ネパール国王が行政権返還、首相選出へ

【2006年4月22日】 直接統治を続けているギャネンドラ国王に対する大規模なデモがあったネパールで、21日に国王がテレビ演説し、行政権の返還を発表した。

国王は、ネパール憲法35条に基づいて行政権を国民に返すとした上で、速やかに選挙を実施すべきだと述べた。また、「ネパール会議派」など主要政党による七党同盟に対し、次期首相を推薦するよう呼びかけた。

しかし、毎日新聞や産経新聞によると、国王は選挙や国会再開の具体的な日程を明言しておらず、自身が政治に関与する体制を維持すると同時に、七党同盟に接近してきているネパール共産党毛沢東主義派(毛派)と七党同盟を引き離そうという狙いがあるものとの見方が出ている。七党同盟は毛派との合意文書において、国王の声明の内容はまだ不十分だとしており、権力の即時返還や国会・制憲議会の設置などを要求している。
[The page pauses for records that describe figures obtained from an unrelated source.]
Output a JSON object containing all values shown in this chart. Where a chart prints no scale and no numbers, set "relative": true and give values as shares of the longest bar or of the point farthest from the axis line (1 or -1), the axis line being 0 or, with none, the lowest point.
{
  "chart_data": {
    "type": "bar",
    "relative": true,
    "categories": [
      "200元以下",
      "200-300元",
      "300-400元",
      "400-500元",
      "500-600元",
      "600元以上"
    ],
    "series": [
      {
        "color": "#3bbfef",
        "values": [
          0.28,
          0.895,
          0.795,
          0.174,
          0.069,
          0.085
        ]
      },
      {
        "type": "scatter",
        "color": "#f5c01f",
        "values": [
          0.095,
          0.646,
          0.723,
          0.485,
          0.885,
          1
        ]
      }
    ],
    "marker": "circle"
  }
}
またNepalnewsによると、各党がそれぞれ他の党と会合を開き戦略を話し合うなどの動きもあるほか、一部では、国王が更なる要求を認めなければデモを激化させるとの決定もあった。

Reutersによれば、国王の声明があった翌日の22日にも、カトマンズでは、数千人がタイヤを燃やしたり、枝や石を投げるなどのデモを行った。

毎日新聞やReutersによると、この国王の声明に対し、特使を派遣したインド欧州連合 (EU)、アメリカ合衆国などは歓迎の意を表し、各政党に速やかな活動の開始を促した。ネパール情勢を重く見て、専門家の派遣や政府によるデモ弾圧の批判を行ってきた国際連合(国連)も、国王の声明を歓迎している。